Grant Thornton supports efforts to make the U.S. tax system more competitive for business investment, but believes any new incentives should be available to all U.S. businesses, regardless of their form. No businesses – especially the dynamic pass-through businesses that drive U.S. economic growth – should be placed at a competitive disadvantage.

Pass-throughs represent the fastest-growing and most important segment of the economy Innovation box proposal must include pass-throughs

Grant Thornton urges lawmakers to make all business eligible for any innovation box.

How the innovation box works An innovation box is the equivalent of a rate cut on certain types of income. The version currently under discussion would provide a 71% deduction for qualified income from production tied to domestic IP. Thus, creating a reduced effective rate for C corporations that keep their IP in the U.S. A company’s deduction is calculated by:
  1. Determining income from domestic IP (the definition of IP is broad, nearly any production will qualify).
  2. Multiplying this IP profit by the ratio of domestic R&D costs over the last five years to total costs (other than cost of sales, interest, and taxes) over the last five years.
  3. Multiplying the result in step 2 by 71%.
The final amount can be deducted by the C corporation, providing a reduced effective rate for production income tied to IP. In addition, under the proposal companies can move its foreign-based IP back to the U.S without paying any U.S. tax on the transfer, so that this “domesticated” IP may be eligible for the innovation box.

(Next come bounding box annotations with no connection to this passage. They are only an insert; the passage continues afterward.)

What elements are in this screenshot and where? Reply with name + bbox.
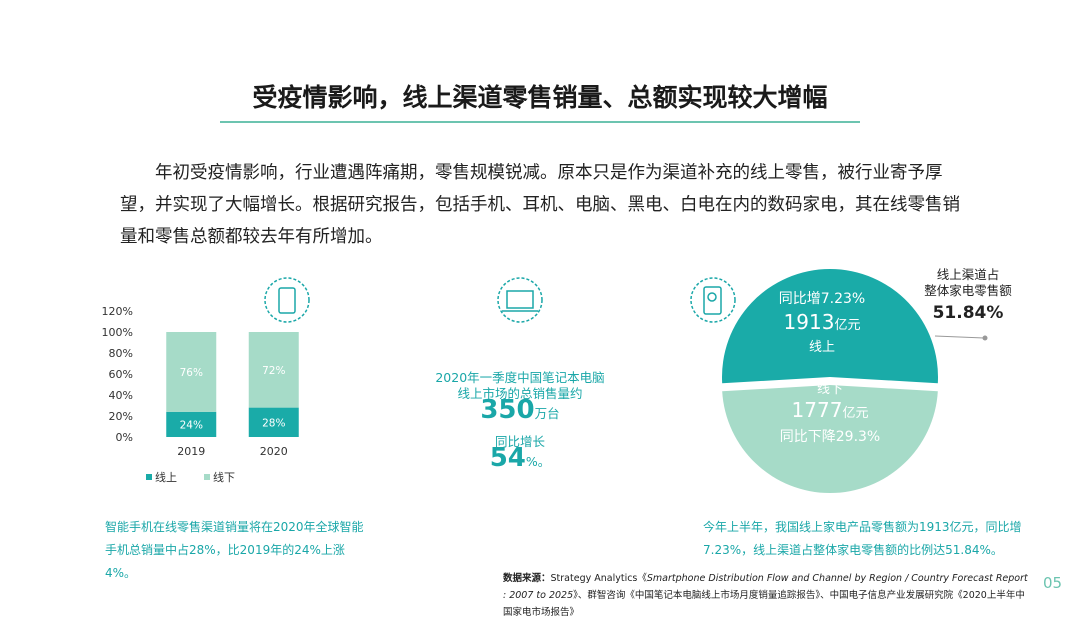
source-text: Strategy Analytics《: [550, 573, 647, 584]
y-tick-label: 120%: [102, 305, 133, 318]
appliance-dial: [707, 292, 717, 302]
callout-dot: [982, 335, 988, 341]
x-tick-label: 2020: [260, 445, 288, 458]
stats-value: 350: [480, 395, 535, 425]
slide: {"header":{"title":"受疫情影响，线上渠道零售销量、总额实现较…: [101, 83, 1063, 618]
slice-value: 1777亿元: [792, 398, 869, 422]
page-number: 05: [1043, 574, 1063, 592]
legend-label: 线上: [155, 470, 177, 484]
callout-text: 整体家电零售额: [924, 283, 1012, 298]
slice-value: 1913亿元: [784, 310, 861, 334]
slice-note: 同比下降29.3%: [780, 429, 880, 445]
slice-note: 同比增7.23%: [779, 291, 865, 307]
icon-ring: [690, 277, 736, 323]
icons: [264, 277, 736, 323]
pie-slice: [722, 268, 938, 384]
bar-segment: [248, 407, 299, 437]
bar-segment: [166, 411, 217, 437]
y-tick-label: 20%: [109, 410, 133, 423]
pie-chart: 同比增7.23%线上1913亿元同比下降29.3%线下1777亿元线上渠道占整体…: [722, 267, 1012, 493]
phone-icon: [278, 287, 296, 314]
value-label: 76%: [180, 367, 203, 379]
stats-caption: 2020年一季度中国笔记本电脑线上市场的总销售量约: [435, 370, 605, 401]
icon-ring: [497, 277, 543, 323]
source-label: 数据来源：: [503, 573, 551, 584]
value-label: 28%: [262, 417, 285, 429]
y-tick-label: 60%: [109, 368, 133, 381]
laptop-icon: [506, 290, 534, 309]
x-tick-label: 2019: [177, 445, 205, 458]
growth-unit: %。: [525, 454, 551, 469]
slice-unit: 亿元: [834, 318, 860, 333]
source-text: Smartphone Distribution Flow and Channel…: [503, 573, 1028, 601]
y-tick-label: 40%: [109, 389, 133, 402]
source: 数据来源：Strategy Analytics《Smartphone Distr…: [503, 570, 1033, 621]
legend-label: 线下: [213, 470, 235, 484]
y-tick-label: 100%: [102, 326, 133, 339]
pie-slice: [722, 385, 938, 493]
source-text: 》、群智咨询《中国笔记本电脑线上市场月度销量追踪报告》、中国电子信息产业发展研究…: [503, 590, 1025, 618]
slice-name: 线上: [809, 340, 835, 355]
title: 受疫情影响，线上渠道零售销量、总额实现较大增幅: [252, 83, 828, 112]
slice-unit: 亿元: [842, 406, 868, 421]
icon-ring: [264, 277, 310, 323]
slice-value-number: 1913: [784, 310, 835, 334]
value-label: 72%: [262, 365, 285, 377]
growth-caption: 同比增长: [494, 434, 545, 449]
title-rule: [220, 121, 860, 123]
slice-name: 线下: [817, 382, 843, 397]
body-text: 年初受疫情影响，行业遭遇阵痛期，零售规模锐减。原本只是作为渠道补充的线上零售，被…: [120, 163, 960, 247]
legend-swatch: [204, 474, 210, 480]
stats-panel: 2020年一季度中国笔记本电脑线上市场的总销售量约 350万台 同比增长 54%…: [430, 370, 610, 473]
legend-swatch: [146, 474, 152, 480]
callout-line: [934, 335, 985, 339]
bar-chart: 0% 20% 40% 60% 80% 100% 120% 2019 24% 76% 2020 28% 7…: [102, 305, 299, 484]
slice-value-number: 1777: [792, 398, 843, 422]
y-tick-label: 0%: [116, 431, 133, 444]
callout-text: 线上渠道占: [937, 267, 1000, 282]
y-tick-label: 80%: [109, 347, 133, 360]
note: 智能手机在线零售渠道销量将在2020年全球智能手机总销量中占28%，比2019年…: [105, 520, 364, 580]
bar-segment: [166, 332, 217, 412]
charts: 0% 20% 40% 60% 80% 100% 120% 2019 24% 76% 2020 28% 7…: [102, 267, 1012, 493]
callout-value: 51.84%: [933, 303, 1004, 323]
stats-unit: 万台: [534, 406, 560, 421]
note: 今年上半年，我国线上家电产品零售额为1913亿元，同比增7.23%，线上渠道占整…: [703, 520, 1022, 557]
growth-value: 54: [489, 443, 526, 473]
bar-segment: [248, 332, 299, 408]
appliance-icon: [703, 286, 722, 315]
value-label: 24%: [180, 419, 203, 431]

Impact puts pass-throughs at a competitive disadvantage Pass-through businesses face the same international pressure as C corporations. Fairness demands that all businesses, whether organized as traditional corporations or as pass-throughs, be treated equally. Otherwise, the innovation box proposal puts domestic pass-throughs at a competitive disadvantage against domestic corporations for activity here in the U.S.

The cost of the proposal is also expected to be offset by the elimination of tax benefits currently available to all businesses, such as the expensing for research costs under internal revenue code section 174. This would result in a tax increase for partnerships, S corporations and sole proprietorships, who would receive nothing in return for giving up a valuable tax benefit.

Pass-throughs would have less after-tax revenue than their C corporation competitors, making it more difficult for them to expand both activity and employment.  Consider two U.S. producers who each keep their IP in the U.S. They have identical income, and each business spends approximately 25% of expenses (minus the cost of goods sold, interest, and taxes) on qualified research. The innovation box deduction increases the C corporation’s rate advantage over the pass-through from 4.9 percentage points to over 11, and gives it $540,000 more to invest back into its business.

Rates under current law
If the goal of international reform is to provide a more competitive tax landscape for U.S. companies, it is unfair and unproductive to arbitrarily exclude a core business segment based on entity choice. An innovation box cannot be successful if it excludes 4 out of every 5 businesses. It should not provide a domestic C corporation with a new benefit and unfair advantage against a domestic pass-through for activities here in the U.S.

We ask you to make pass-throughs eligible for any innovation box or other incentive geared to make U.S. businesses more competitive internationally.